The diffusion-weighted magnetic resonance imaging (DWI) technique enables quantification of water mobility for probing microstructural properties of biological tissue and has become an effective tool for collecting information about the underlying pathology of cancerous tissue. Measurements using multiple b-values have indicated biexponential signal attenuation, ascribed to "fast" (high ADC) and "slow" (low ADC) diffusion components. In this empirical study, we investigate the properties of the diffusion time (Δ)-dependent components of the diffusion-weighted (DW) signal in a constant b-value experiment. A xenograft gliobastoma mouse was imaged using Δ = 11 ms, 20 ms, 40 ms, 60 ms, and b = 500-4000 s/mm(2) in intervals of 500 s/mm(2). Data were corrected for EPI distortions, and the Δ-dependence on the DW-signal was measured within three regions of interest [intermediate- and high-density tumor regions and normal-appearing brain (NAB) tissue regions]. In this study, we verify the assumption that the slow decaying component of the DW-signal is non-Gaussian and dependent on Δ, consistent with restricted diffusion of the intracellular space. As the DW-signal is a function of Δ and is specific to restricted diffusion, manipulating Δ at constant b-value (cb) provides a complementary and direct approach for separating the restricted from the hindered diffusion component. We found that Δ-dependence is specific to the tumor tissue signal. Based on an extended biexponential model, we verified the interpretation of the diffusion time-dependent contrast and successfully estimated the intracellular restricted ADC, signal volume fraction, and cell size within each ROI.

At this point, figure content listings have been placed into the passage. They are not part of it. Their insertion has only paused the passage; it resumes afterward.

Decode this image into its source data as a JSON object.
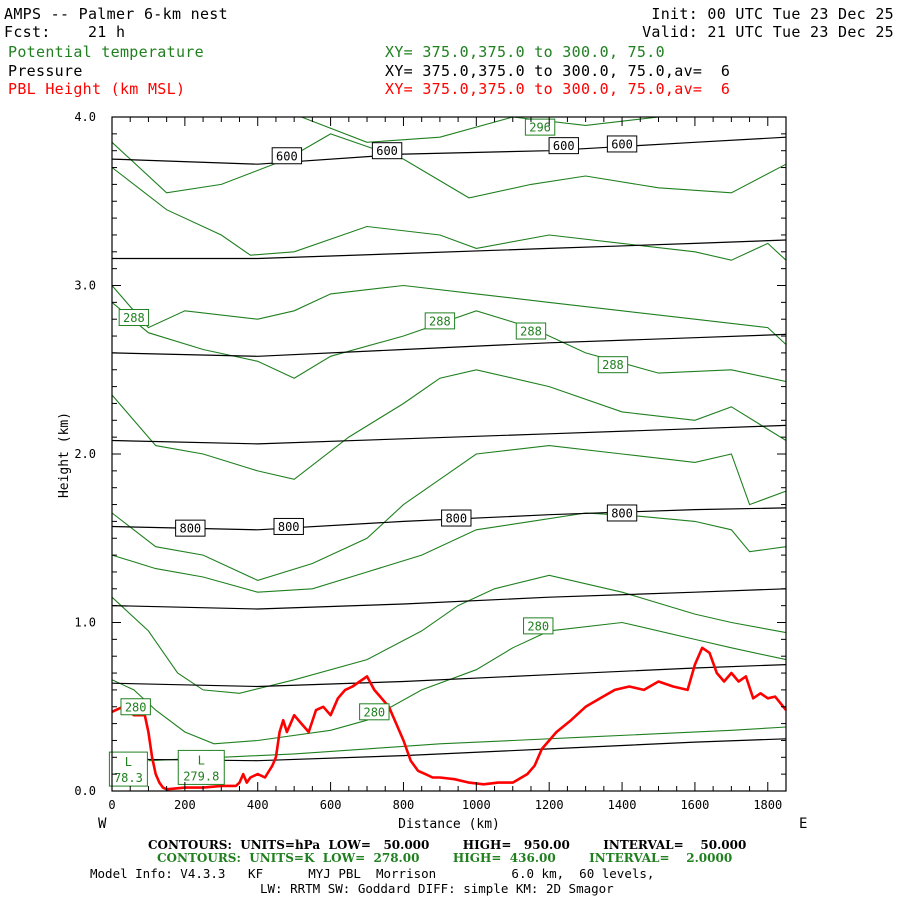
{
  "header": {
    "title": "AMPS -- Palmer 6-km nest",
    "fcst": "Fcst:    21 h",
    "init": "Init: 00 UTC Tue 23 Dec 25",
    "valid": "Valid: 21 UTC Tue 23 Dec 25",
    "var1_name": "Potential temperature",
    "var1_xy": "XY= 375.0,375.0 to 300.0, 75.0",
    "var2_name": "Pressure",
    "var2_xy": "XY= 375.0,375.0 to 300.0, 75.0,av=  6",
    "var3_name": "PBL Height (km MSL)",
    "var3_xy": "XY= 375.0,375.0 to 300.0, 75.0,av=  6"
  },
  "footer": {
    "pressure_contours": "CONTOURS:  UNITS=hPa  LOW=   50.000        HIGH=   950.00        INTERVAL=    50.000",
    "theta_contours": "CONTOURS:  UNITS=K  LOW=  278.00        HIGH=  436.00        INTERVAL=    2.0000",
    "model_info": "Model Info: V4.3.3   KF      MYJ PBL  Morrison          6.0 km,  60 levels,",
    "model_info2": "LW: RRTM SW: Goddard DIFF: simple KM: 2D Smagor",
    "west": "W",
    "east": "E"
  },
  "colors": {
    "pressure": "#000000",
    "theta": "#208020",
    "pbl": "#ff0000"
  },
  "chart_data": {
    "type": "line",
    "xlabel": "Distance (km)",
    "ylabel": "Height (km)",
    "xlim": [
      0,
      1850
    ],
    "ylim": [
      0,
      4.0
    ],
    "x_ticks": [
      "0",
      "200",
      "400",
      "600",
      "800",
      "1000",
      "1200",
      "1400",
      "1600",
      "1800"
    ],
    "y_ticks": [
      "0.0",
      "1.0",
      "2.0",
      "3.0",
      "4.0"
    ],
    "pressure_series": [
      {
        "name": "600",
        "x": [
          0,
          400,
          800,
          1200,
          1600,
          1850
        ],
        "y": [
          3.75,
          3.72,
          3.78,
          3.8,
          3.85,
          3.88
        ]
      },
      {
        "x": [
          0,
          400,
          800,
          1200,
          1600,
          1850
        ],
        "y": [
          3.16,
          3.16,
          3.19,
          3.22,
          3.25,
          3.27
        ]
      },
      {
        "x": [
          0,
          400,
          800,
          1200,
          1600,
          1850
        ],
        "y": [
          2.6,
          2.58,
          2.62,
          2.66,
          2.69,
          2.71
        ]
      },
      {
        "x": [
          0,
          400,
          800,
          1200,
          1600,
          1850
        ],
        "y": [
          2.08,
          2.06,
          2.09,
          2.12,
          2.15,
          2.17
        ]
      },
      {
        "name": "800",
        "x": [
          0,
          400,
          800,
          1200,
          1600,
          1850
        ],
        "y": [
          1.57,
          1.55,
          1.6,
          1.64,
          1.67,
          1.68
        ]
      },
      {
        "x": [
          0,
          400,
          800,
          1200,
          1600,
          1850
        ],
        "y": [
          1.1,
          1.08,
          1.11,
          1.15,
          1.18,
          1.2
        ]
      },
      {
        "x": [
          0,
          400,
          800,
          1200,
          1600,
          1850
        ],
        "y": [
          0.64,
          0.62,
          0.65,
          0.69,
          0.73,
          0.75
        ]
      },
      {
        "x": [
          0,
          400,
          800,
          1200,
          1600,
          1850
        ],
        "y": [
          0.19,
          0.18,
          0.21,
          0.25,
          0.29,
          0.31
        ]
      }
    ],
    "theta_series": [
      {
        "x": [
          520,
          700,
          900,
          1100,
          1300,
          1500,
          1700,
          1850
        ],
        "y": [
          4.0,
          3.85,
          3.88,
          4.0,
          3.95,
          4.02,
          4.0,
          4.0
        ]
      },
      {
        "x": [
          0,
          150,
          300,
          480,
          600,
          800,
          980,
          1150,
          1300,
          1500,
          1700,
          1850
        ],
        "y": [
          3.85,
          3.55,
          3.6,
          3.75,
          3.9,
          3.75,
          3.52,
          3.6,
          3.65,
          3.58,
          3.55,
          3.72
        ]
      },
      {
        "x": [
          0,
          150,
          300,
          380,
          500,
          700,
          900,
          1000,
          1200,
          1400,
          1600,
          1700,
          1800,
          1850
        ],
        "y": [
          3.7,
          3.45,
          3.3,
          3.18,
          3.2,
          3.35,
          3.3,
          3.22,
          3.3,
          3.25,
          3.2,
          3.15,
          3.25,
          3.15
        ]
      },
      {
        "x": [
          0,
          100,
          200,
          400,
          500,
          600,
          800,
          1000,
          1200,
          1400,
          1600,
          1800,
          1850
        ],
        "y": [
          3.0,
          2.75,
          2.85,
          2.8,
          2.85,
          2.95,
          3.0,
          2.95,
          2.9,
          2.85,
          2.8,
          2.75,
          2.65
        ]
      },
      {
        "x": [
          0,
          100,
          250,
          400,
          500,
          600,
          800,
          1000,
          1150,
          1300,
          1500,
          1700,
          1850
        ],
        "y": [
          2.9,
          2.72,
          2.62,
          2.55,
          2.45,
          2.58,
          2.7,
          2.85,
          2.75,
          2.6,
          2.48,
          2.5,
          2.43
        ]
      },
      {
        "x": [
          0,
          120,
          250,
          400,
          500,
          650,
          800,
          900,
          1000,
          1200,
          1400,
          1600,
          1700,
          1850
        ],
        "y": [
          2.35,
          2.05,
          2.0,
          1.9,
          1.85,
          2.1,
          2.3,
          2.45,
          2.5,
          2.4,
          2.25,
          2.2,
          2.28,
          2.08
        ]
      },
      {
        "x": [
          0,
          120,
          250,
          400,
          550,
          700,
          800,
          900,
          1000,
          1200,
          1400,
          1600,
          1700,
          1750,
          1850
        ],
        "y": [
          1.65,
          1.45,
          1.4,
          1.25,
          1.35,
          1.5,
          1.7,
          1.85,
          2.0,
          2.05,
          2.0,
          1.95,
          2.0,
          1.7,
          1.78
        ]
      },
      {
        "x": [
          0,
          120,
          250,
          400,
          550,
          700,
          850,
          1000,
          1150,
          1300,
          1450,
          1600,
          1700,
          1750,
          1850
        ],
        "y": [
          1.4,
          1.32,
          1.27,
          1.18,
          1.2,
          1.3,
          1.4,
          1.55,
          1.6,
          1.65,
          1.63,
          1.6,
          1.55,
          1.42,
          1.45
        ]
      },
      {
        "x": [
          0,
          100,
          180,
          250,
          350,
          500,
          700,
          850,
          950,
          1050,
          1200,
          1400,
          1600,
          1700,
          1850
        ],
        "y": [
          1.15,
          0.95,
          0.7,
          0.6,
          0.58,
          0.66,
          0.78,
          0.95,
          1.1,
          1.2,
          1.28,
          1.18,
          1.05,
          1.0,
          0.94
        ]
      },
      {
        "x": [
          0,
          60,
          120,
          200,
          280,
          400,
          600,
          700,
          850,
          1000,
          1100,
          1200,
          1400,
          1600,
          1700,
          1850
        ],
        "y": [
          0.66,
          0.6,
          0.48,
          0.35,
          0.28,
          0.3,
          0.36,
          0.42,
          0.6,
          0.72,
          0.85,
          0.95,
          1.0,
          0.9,
          0.85,
          0.78
        ]
      },
      {
        "x": [
          100,
          300,
          500,
          700,
          900,
          1100,
          1300,
          1500,
          1700,
          1850
        ],
        "y": [
          0.18,
          0.2,
          0.22,
          0.25,
          0.28,
          0.3,
          0.32,
          0.34,
          0.36,
          0.38
        ]
      }
    ],
    "theta_labels": [
      {
        "text": "296",
        "x": 1175,
        "y": 3.94
      },
      {
        "text": "288",
        "x": 60,
        "y": 2.81
      },
      {
        "text": "288",
        "x": 900,
        "y": 2.79
      },
      {
        "text": "288",
        "x": 1150,
        "y": 2.73
      },
      {
        "text": "288",
        "x": 1375,
        "y": 2.53
      },
      {
        "text": "280",
        "x": 1170,
        "y": 0.98
      },
      {
        "text": "280",
        "x": 65,
        "y": 0.5
      },
      {
        "text": "280",
        "x": 720,
        "y": 0.47
      }
    ],
    "pressure_labels": [
      {
        "text": "600",
        "x": 480,
        "y": 3.77
      },
      {
        "text": "600",
        "x": 755,
        "y": 3.8
      },
      {
        "text": "600",
        "x": 1240,
        "y": 3.83
      },
      {
        "text": "600",
        "x": 1400,
        "y": 3.84
      },
      {
        "text": "800",
        "x": 215,
        "y": 1.56
      },
      {
        "text": "800",
        "x": 485,
        "y": 1.57
      },
      {
        "text": "800",
        "x": 945,
        "y": 1.62
      },
      {
        "text": "800",
        "x": 1400,
        "y": 1.65
      }
    ],
    "low_markers": [
      {
        "letter": "L",
        "value": "78.3",
        "x": 45,
        "y": 0.13
      },
      {
        "letter": "L",
        "value": "279.8",
        "x": 245,
        "y": 0.14
      }
    ],
    "pbl_series": {
      "name": "PBL Height (km MSL)",
      "x": [
        0,
        30,
        60,
        90,
        100,
        110,
        120,
        130,
        140,
        150,
        200,
        250,
        300,
        340,
        350,
        360,
        370,
        380,
        400,
        420,
        440,
        450,
        460,
        470,
        480,
        500,
        520,
        540,
        560,
        580,
        600,
        620,
        640,
        660,
        680,
        700,
        720,
        740,
        760,
        780,
        800,
        820,
        840,
        860,
        880,
        900,
        940,
        980,
        1020,
        1060,
        1100,
        1140,
        1160,
        1180,
        1200,
        1220,
        1260,
        1300,
        1340,
        1380,
        1420,
        1460,
        1500,
        1540,
        1580,
        1600,
        1620,
        1640,
        1660,
        1680,
        1700,
        1720,
        1740,
        1760,
        1780,
        1800,
        1820,
        1850
      ],
      "y": [
        0.47,
        0.5,
        0.45,
        0.45,
        0.35,
        0.2,
        0.1,
        0.05,
        0.02,
        0.01,
        0.02,
        0.02,
        0.03,
        0.03,
        0.05,
        0.1,
        0.05,
        0.08,
        0.1,
        0.08,
        0.15,
        0.2,
        0.35,
        0.42,
        0.35,
        0.45,
        0.4,
        0.35,
        0.48,
        0.5,
        0.45,
        0.55,
        0.6,
        0.62,
        0.65,
        0.68,
        0.6,
        0.55,
        0.5,
        0.4,
        0.3,
        0.18,
        0.12,
        0.1,
        0.08,
        0.08,
        0.07,
        0.05,
        0.04,
        0.05,
        0.05,
        0.1,
        0.15,
        0.25,
        0.3,
        0.35,
        0.42,
        0.5,
        0.55,
        0.6,
        0.62,
        0.6,
        0.65,
        0.62,
        0.6,
        0.75,
        0.85,
        0.82,
        0.7,
        0.65,
        0.7,
        0.65,
        0.68,
        0.55,
        0.58,
        0.55,
        0.56,
        0.48
      ]
    }
  }
}
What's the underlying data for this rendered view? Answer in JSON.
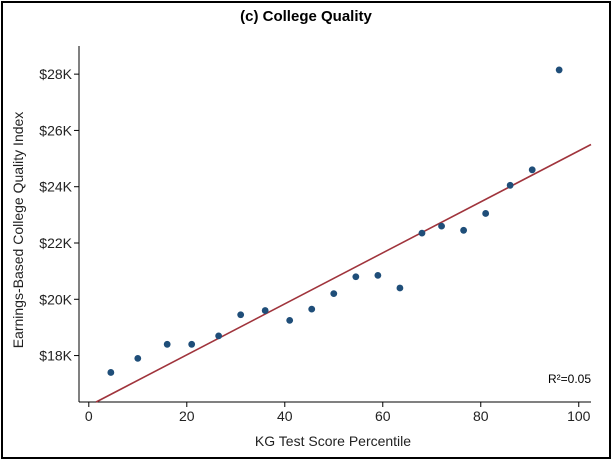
{
  "chart_data": {
    "type": "scatter",
    "title": "(c) College Quality",
    "xlabel": "KG Test Score Percentile",
    "ylabel": "Earnings-Based College Quality Index",
    "xlim": [
      -2,
      102.5
    ],
    "ylim": [
      16350,
      29000
    ],
    "xticks": [
      0,
      20,
      40,
      60,
      80,
      100
    ],
    "xtick_labels": [
      "0",
      "20",
      "40",
      "60",
      "80",
      "100"
    ],
    "yticks": [
      18000,
      20000,
      22000,
      24000,
      26000,
      28000
    ],
    "ytick_labels": [
      "$18K",
      "$20K",
      "$22K",
      "$24K",
      "$26K",
      "$28K"
    ],
    "grid": false,
    "annotation": "R²=0.05",
    "marker_color": "#1f4e79",
    "fit_line_color": "#a0343c",
    "points": [
      {
        "x": 4.5,
        "y": 17400
      },
      {
        "x": 10.0,
        "y": 17900
      },
      {
        "x": 16.0,
        "y": 18400
      },
      {
        "x": 21.0,
        "y": 18400
      },
      {
        "x": 26.5,
        "y": 18700
      },
      {
        "x": 31.0,
        "y": 19450
      },
      {
        "x": 36.0,
        "y": 19600
      },
      {
        "x": 41.0,
        "y": 19250
      },
      {
        "x": 45.5,
        "y": 19650
      },
      {
        "x": 50.0,
        "y": 20200
      },
      {
        "x": 54.5,
        "y": 20800
      },
      {
        "x": 59.0,
        "y": 20850
      },
      {
        "x": 63.5,
        "y": 20400
      },
      {
        "x": 68.0,
        "y": 22350
      },
      {
        "x": 72.0,
        "y": 22600
      },
      {
        "x": 76.5,
        "y": 22450
      },
      {
        "x": 81.0,
        "y": 23050
      },
      {
        "x": 86.0,
        "y": 24050
      },
      {
        "x": 90.5,
        "y": 24600
      },
      {
        "x": 96.0,
        "y": 28150
      }
    ],
    "fit_line": {
      "x": [
        1.5,
        102.5
      ],
      "y": [
        16350,
        25500
      ]
    }
  }
}
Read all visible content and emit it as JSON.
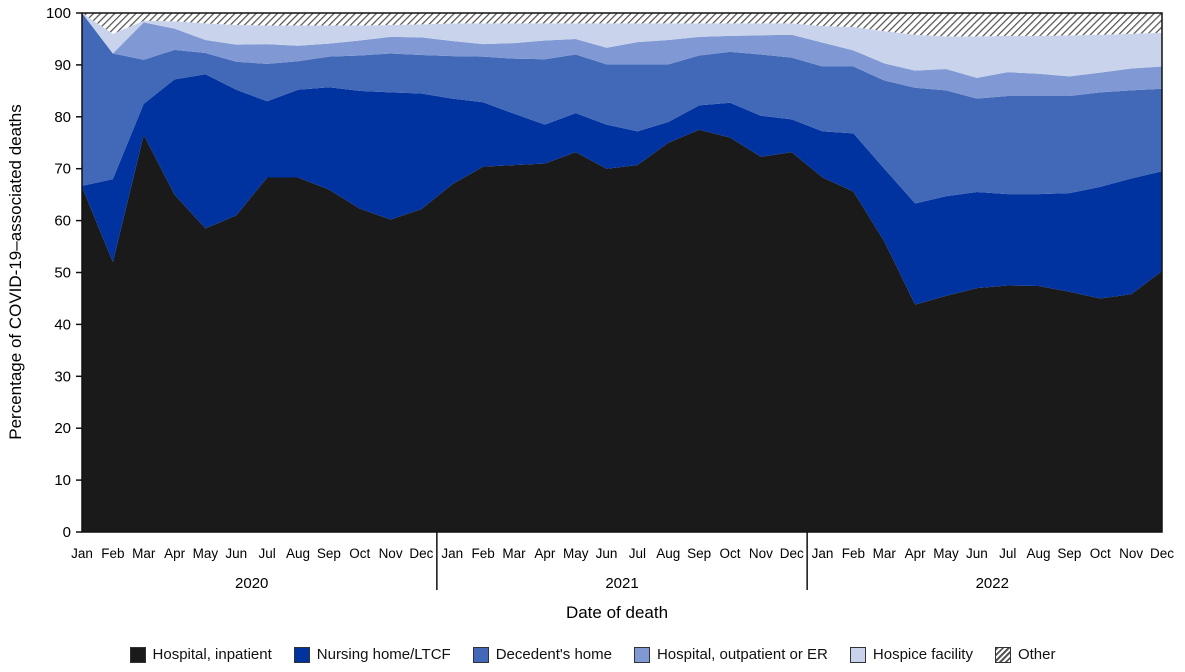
{
  "chart_data": {
    "type": "area",
    "stacked": true,
    "title": "",
    "xlabel": "Date of death",
    "ylabel": "Percentage of COVID-19–associated deaths",
    "ylim": [
      0,
      100
    ],
    "yticks": [
      0,
      10,
      20,
      30,
      40,
      50,
      60,
      70,
      80,
      90,
      100
    ],
    "grid": false,
    "legend_position": "bottom",
    "years": [
      "2020",
      "2021",
      "2022"
    ],
    "months": [
      "Jan",
      "Feb",
      "Mar",
      "Apr",
      "May",
      "Jun",
      "Jul",
      "Aug",
      "Sep",
      "Oct",
      "Nov",
      "Dec"
    ],
    "series": [
      {
        "name": "Hospital, inpatient",
        "color": "#1a1a1a",
        "values": [
          66.5,
          52,
          76.5,
          65,
          58.5,
          61,
          68.3,
          68.3,
          66,
          62.3,
          60.2,
          62.2,
          67,
          70.4,
          70.7,
          71,
          73.2,
          70,
          70.7,
          75,
          77.5,
          76,
          72.3,
          73.2,
          68.3,
          65.6,
          56,
          43.8,
          45.5,
          47,
          47.5,
          47.4,
          46.3,
          45,
          45.8,
          50.3
        ]
      },
      {
        "name": "Nursing home/LTCF",
        "color": "#0033a0",
        "values": [
          0.2,
          16,
          6,
          22.2,
          29.7,
          24.2,
          14.7,
          16.9,
          19.7,
          22.7,
          24.5,
          22.3,
          16.5,
          12.4,
          9.9,
          7.5,
          7.5,
          8.5,
          6.5,
          4,
          4.7,
          6.7,
          7.9,
          6.3,
          8.9,
          11.2,
          14,
          19.5,
          19.2,
          18.5,
          17.6,
          17.7,
          19,
          21.5,
          22.3,
          19.2
        ]
      },
      {
        "name": "Decedent's home",
        "color": "#4169b8",
        "values": [
          33.3,
          24.2,
          8.5,
          5.7,
          4.1,
          5.4,
          7.2,
          5.5,
          5.9,
          6.8,
          7.5,
          7.4,
          8.2,
          8.8,
          10.6,
          12.6,
          11.3,
          11.6,
          12.9,
          11.1,
          9.6,
          9.8,
          11.8,
          11.9,
          12.5,
          12.9,
          17,
          22.3,
          20.4,
          18,
          18.9,
          18.9,
          18.7,
          18.2,
          17,
          15.9
        ]
      },
      {
        "name": "Hospital, outpatient or ER",
        "color": "#8099d4",
        "values": [
          0,
          0,
          7.2,
          4.1,
          2.5,
          3.3,
          3.8,
          3,
          2.5,
          2.9,
          3.2,
          3.4,
          2.9,
          2.4,
          3,
          3.6,
          3,
          3.2,
          4.3,
          4.7,
          3.6,
          3.1,
          3.7,
          4.4,
          4.6,
          3.1,
          3.3,
          3.3,
          4.1,
          4,
          4.6,
          4.3,
          3.8,
          3.8,
          4.2,
          4.3
        ]
      },
      {
        "name": "Hospice facility",
        "color": "#c9d4ec",
        "values": [
          0,
          3.8,
          0.3,
          1.4,
          3.2,
          3.8,
          3.6,
          3.9,
          3.5,
          2.9,
          2.3,
          2.5,
          3.4,
          4,
          3.8,
          3.3,
          3,
          4.7,
          3.6,
          3.2,
          2.6,
          2.4,
          2.3,
          2.2,
          3.2,
          4.5,
          6.2,
          6.9,
          6.3,
          8,
          7,
          7.3,
          7.9,
          7.3,
          6.7,
          6.5
        ]
      },
      {
        "name": "Other",
        "color": "hatched",
        "values": [
          0,
          4,
          1.5,
          1.6,
          2,
          2.3,
          2.4,
          2.4,
          2.4,
          2.4,
          2.3,
          2.2,
          2,
          2,
          2,
          2,
          2,
          2,
          2,
          2,
          2,
          2,
          2,
          2,
          2.5,
          2.7,
          3.5,
          4.2,
          4.5,
          4.5,
          4.4,
          4.4,
          4.3,
          4.2,
          4,
          3.8
        ]
      }
    ]
  }
}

Keywords: DWI; MRI; cancer; diffusion time-dependence; glioblastoma multiforme; restricted diffusion; xenograft tumor model.

Figure 1

In the presented study, we have investigated the diffusion time (Δ)-dependence on the DW-signal within three regions of interest (ROIs) selected from MRI brain images of a single GBM xenograft mouse. (A,B) Display the two MRI slices selected for the study (upper left) along with the corresponding H&E-stained sections (upper right). Region 1 represents the region of high tumor cell density (nuclei coverage ~50%), region 2 of intermediate tumor cell density from within the ventricles (near injection site, nuclei coverage ~35%), and region 3 of normal-appearing brain tissue (nuclei coverage ~10%). Rows 2 and 3 of the figure show 20× magnified sections from within each ROI (red box on the full H&E image). H&E sections are displayed on row 2 and DAPI stained sections on row 3. The ROIs were carefully selected from relevant regions of the brain, and the magnification clearly demonstrates the difference in cellular density between each ROI. Note that the MRIs and the histological slides are not coregistered, only adjusted geometrically and resliced accordingly. The ROIs extracted from the histological slides do not represent a 1:1 selection of regions between the two. Hence, the histological slides are not used for qualitative measurements in the study, and the regions should only be viewed as a quantitative verification based on relative measurements.

Figure 2

Mean DW-signal as a function of Δ for the three tissue regions averaged across the two MRI slices. The DW-signal (plotted on log scale) from both the primary tumor site with high cell density (left) and the intermediate region with intermediate cell density (middle) demonstrate strong dependence on Δ, with 140% increase in signal intensity over the range of 10–60 ms.

Figure 3

The DTD contrast with increasing b-value. (A) The average DTD contrast (solid lines) as a function of b-value for each ROI, averaged across both MR slices, with corresponding SD (dashed lines) (B) DTD-maps overlaid T_2,high images of two MRI slices analyzed in the study as a function of b-value. As predicted, the contrast between the NAB regions and tumor regions is weighted by the amount of restricted diffusion in the diffusion signal, and our results show that, at b > 1500 s/mm², tumor tissue signal is well separated from the NAB signal and remains constant with increasing diffusion weighing, even within regions with lower tumor cell densities.